The result of the Industrial revolution was Pharmaceutical Companies. These companies were founded to manufacture drugs in mass quantities. Pharmacies then worked with companies such as G.D. Searle, which by the late 1880’s listed 400 fluid extracts, 150 elixirs, 100 syrups, 75 powdered extracts and 25 tinctures and other drug forms. With the increase number of pharmaceutical companies being formed patents were created during the industrial revolution.

The industrialization of the medical industry had an impact in every aspect in the medical community. First, it led to the creation of new drugs. These new drugs could not be created by pharmacists because they did not have the resources to create them. Second, drugs that could be made by the local pharmacist could be made in a more economical manner by the larger companies in a purer form. Third, pharmaceutical companies assumed responsibility for the quality of the medication they were producing. Finally, it opened the market to more competition from merchants and grocers that pharmacies had not occurred before.

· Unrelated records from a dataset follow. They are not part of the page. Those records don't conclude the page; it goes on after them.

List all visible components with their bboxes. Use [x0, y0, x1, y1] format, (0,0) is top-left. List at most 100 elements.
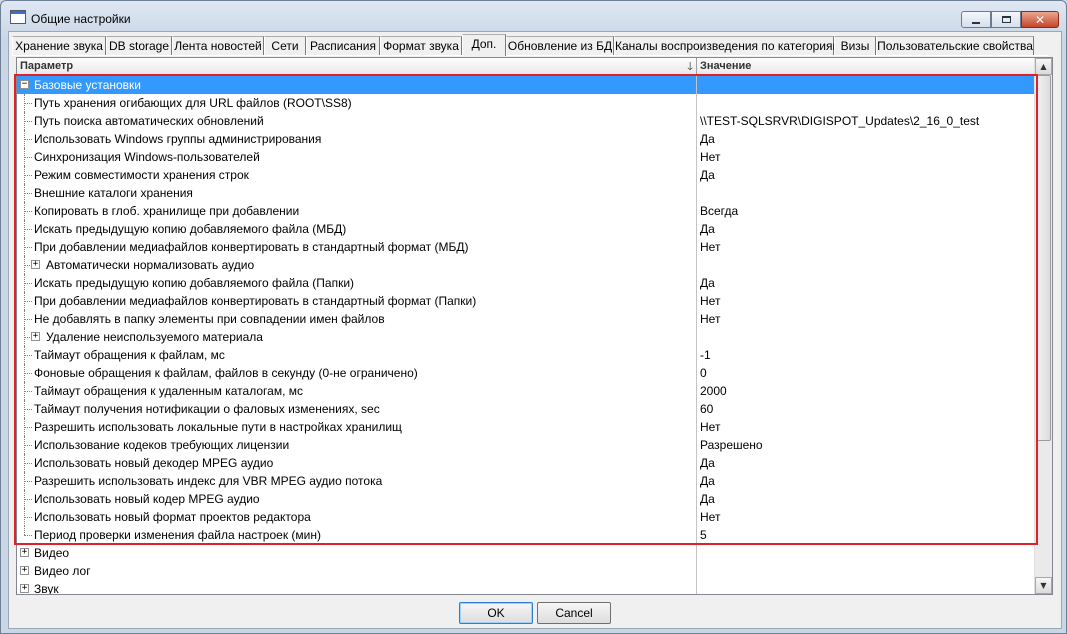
param-cell[interactable]: Не добавлять в папку элементы при совпад…	[17, 310, 697, 328]
value-cell[interactable]: Да	[700, 472, 1030, 490]
grid-row[interactable]: + Звук	[17, 580, 1035, 594]
grid-row[interactable]: Копировать в глоб. хранилище при добавле…	[17, 202, 1035, 220]
expand-icon[interactable]: +	[20, 584, 29, 593]
param-cell[interactable]: Копировать в глоб. хранилище при добавле…	[17, 202, 697, 220]
grid-row[interactable]: Путь поиска автоматических обновлений \\T…	[17, 112, 1035, 130]
tab-10[interactable]: Визы	[834, 36, 876, 55]
grid-row[interactable]: Период проверки изменения файла настроек…	[17, 526, 1035, 544]
param-cell[interactable]: + Удаление неиспользуемого материала	[17, 328, 697, 346]
param-cell[interactable]: + Автоматически нормализовать аудио	[17, 256, 697, 274]
param-cell[interactable]: Разрешить использовать индекс для VBR MP…	[17, 472, 697, 490]
grid-row[interactable]: Фоновые обращения к файлам, файлов в сек…	[17, 364, 1035, 382]
value-cell[interactable]: Да	[700, 274, 1030, 292]
param-cell[interactable]: + Видео лог	[17, 562, 697, 580]
tab-1[interactable]: Хранение звука	[12, 36, 106, 55]
grid-row[interactable]: − Базовые установки	[17, 76, 1035, 94]
tab-4[interactable]: Сети	[264, 36, 306, 55]
value-cell[interactable]: Да	[700, 220, 1030, 238]
value-cell[interactable]	[700, 328, 1030, 346]
maximize-button[interactable]	[991, 11, 1021, 28]
param-cell[interactable]: Использование кодеков требующих лицензии	[17, 436, 697, 454]
param-cell[interactable]: Искать предыдущую копию добавляемого фай…	[17, 220, 697, 238]
tab-11[interactable]: Пользовательские свойства	[876, 36, 1034, 55]
scroll-down-button[interactable]: ▼	[1035, 577, 1052, 594]
grid-row[interactable]: Использовать новый кодер MPEG аудио Да	[17, 490, 1035, 508]
tab-2[interactable]: DB storage	[106, 36, 172, 55]
ok-button[interactable]: OK	[459, 602, 533, 624]
value-cell[interactable]	[700, 580, 1030, 594]
param-cell[interactable]: Использовать Windows группы администриро…	[17, 130, 697, 148]
expand-icon[interactable]: +	[31, 260, 40, 269]
grid-row[interactable]: Не добавлять в папку элементы при совпад…	[17, 310, 1035, 328]
close-button[interactable]: ✕	[1021, 11, 1059, 28]
cancel-button[interactable]: Cancel	[537, 602, 611, 624]
value-cell[interactable]: 0	[700, 364, 1030, 382]
collapse-icon[interactable]: −	[20, 80, 29, 89]
param-cell[interactable]: Таймаут обращения к файлам, мс	[17, 346, 697, 364]
param-cell[interactable]: Внешние каталоги хранения	[17, 184, 697, 202]
value-cell[interactable]: -1	[700, 346, 1030, 364]
expand-icon[interactable]: +	[31, 332, 40, 341]
grid-row[interactable]: Искать предыдущую копию добавляемого фай…	[17, 274, 1035, 292]
value-cell[interactable]: Нет	[700, 292, 1030, 310]
tab-8[interactable]: Обновление из БД	[506, 36, 614, 55]
value-cell[interactable]: Нет	[700, 418, 1030, 436]
scrollbar-thumb[interactable]	[1036, 75, 1051, 441]
grid-row[interactable]: + Видео лог	[17, 562, 1035, 580]
grid-row[interactable]: Внешние каталоги хранения	[17, 184, 1035, 202]
grid-row[interactable]: Использовать новый декодер MPEG аудио Да	[17, 454, 1035, 472]
grid-row[interactable]: При добавлении медиафайлов конвертироват…	[17, 238, 1035, 256]
column-header-value[interactable]: Значение	[697, 58, 1035, 75]
value-cell[interactable]: Нет	[700, 148, 1030, 166]
param-cell[interactable]: + Видео	[17, 544, 697, 562]
param-cell[interactable]: Путь хранения огибающих для URL файлов (…	[17, 94, 697, 112]
param-cell[interactable]: Режим совместимости хранения строк	[17, 166, 697, 184]
value-cell[interactable]: 5	[700, 526, 1030, 544]
grid-row[interactable]: Искать предыдущую копию добавляемого фай…	[17, 220, 1035, 238]
grid-row[interactable]: + Видео	[17, 544, 1035, 562]
grid-row[interactable]: Использование кодеков требующих лицензии…	[17, 436, 1035, 454]
param-cell[interactable]: Искать предыдущую копию добавляемого фай…	[17, 274, 697, 292]
value-cell[interactable]: 60	[700, 400, 1030, 418]
value-cell[interactable]: Всегда	[700, 202, 1030, 220]
tab-6[interactable]: Формат звука	[380, 36, 462, 55]
value-cell[interactable]: Да	[700, 130, 1030, 148]
value-cell[interactable]: Да	[700, 490, 1030, 508]
value-cell[interactable]: Разрешено	[700, 436, 1030, 454]
grid-row[interactable]: + Автоматически нормализовать аудио	[17, 256, 1035, 274]
title-bar[interactable]: Общие настройки ✕	[1, 1, 1066, 31]
value-cell[interactable]: \\TEST-SQLSRVR\DIGISPOT_Updates\2_16_0_t…	[700, 112, 1030, 130]
grid-row[interactable]: Разрешить использовать индекс для VBR MP…	[17, 472, 1035, 490]
param-cell[interactable]: Путь поиска автоматических обновлений	[17, 112, 697, 130]
grid-row[interactable]: Разрешить использовать локальные пути в …	[17, 418, 1035, 436]
param-cell[interactable]: Таймаут получения нотификации о фаловых …	[17, 400, 697, 418]
expand-icon[interactable]: +	[20, 548, 29, 557]
tab-7[interactable]: Доп.	[462, 34, 506, 56]
grid-row[interactable]: Режим совместимости хранения строк Да	[17, 166, 1035, 184]
grid-row[interactable]: Синхронизация Windows-пользователей Нет	[17, 148, 1035, 166]
value-cell[interactable]: Нет	[700, 508, 1030, 526]
value-cell[interactable]	[700, 184, 1030, 202]
param-cell[interactable]: Разрешить использовать локальные пути в …	[17, 418, 697, 436]
value-cell[interactable]: Да	[700, 454, 1030, 472]
value-cell[interactable]	[700, 94, 1030, 112]
param-cell[interactable]: Фоновые обращения к файлам, файлов в сек…	[17, 364, 697, 382]
expand-icon[interactable]: +	[20, 566, 29, 575]
value-cell[interactable]	[700, 256, 1030, 274]
tab-3[interactable]: Лента новостей	[172, 36, 264, 55]
value-cell[interactable]	[700, 562, 1030, 580]
param-cell[interactable]: Синхронизация Windows-пользователей	[17, 148, 697, 166]
column-header-param[interactable]: Параметр 🡓	[17, 58, 697, 75]
grid-row[interactable]: + Удаление неиспользуемого материала	[17, 328, 1035, 346]
param-cell[interactable]: + Звук	[17, 580, 697, 594]
grid-row[interactable]: Таймаут обращения к файлам, мс -1	[17, 346, 1035, 364]
value-cell[interactable]: Да	[700, 166, 1030, 184]
value-cell[interactable]	[700, 544, 1030, 562]
value-cell[interactable]: Нет	[700, 310, 1030, 328]
param-cell[interactable]: Использовать новый кодер MPEG аудио	[17, 490, 697, 508]
tab-5[interactable]: Расписания	[306, 36, 380, 55]
grid-row[interactable]: Использовать новый формат проектов редак…	[17, 508, 1035, 526]
param-cell[interactable]: Период проверки изменения файла настроек…	[17, 526, 697, 544]
param-cell[interactable]: При добавлении медиафайлов конвертироват…	[17, 292, 697, 310]
vertical-scrollbar[interactable]: ▲ ▼	[1034, 58, 1052, 594]
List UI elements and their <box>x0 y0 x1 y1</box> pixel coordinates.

During the Industrial Revolution and the nineteenth century, the art of compounding was not dead, although the number of pharmacists practicing it declined. It has been estimated that eighty percent of the prescriptions dispensed in the 1920’s required a broad knowledge of compounding. During this time, however, pharmacists increasingly relied on the purchase of chemicals from manufacturers in order to fill these prescriptions. Pharmacists still spread their own plasters, prepared pills, powders, and made up medicated waters. They also frequently combined a single dosage from several medicines that today would be written and dispensed as separate prescriptions. During this time period, pharmacists were also called upon to provide first aid and medications for common ailments such as burns, frostbite, flesh wounds, poisoning constipation, and diarrhea. Therefore, they still maintained a prescription laboratory, but also carried the pharmaceutical companies medications as well.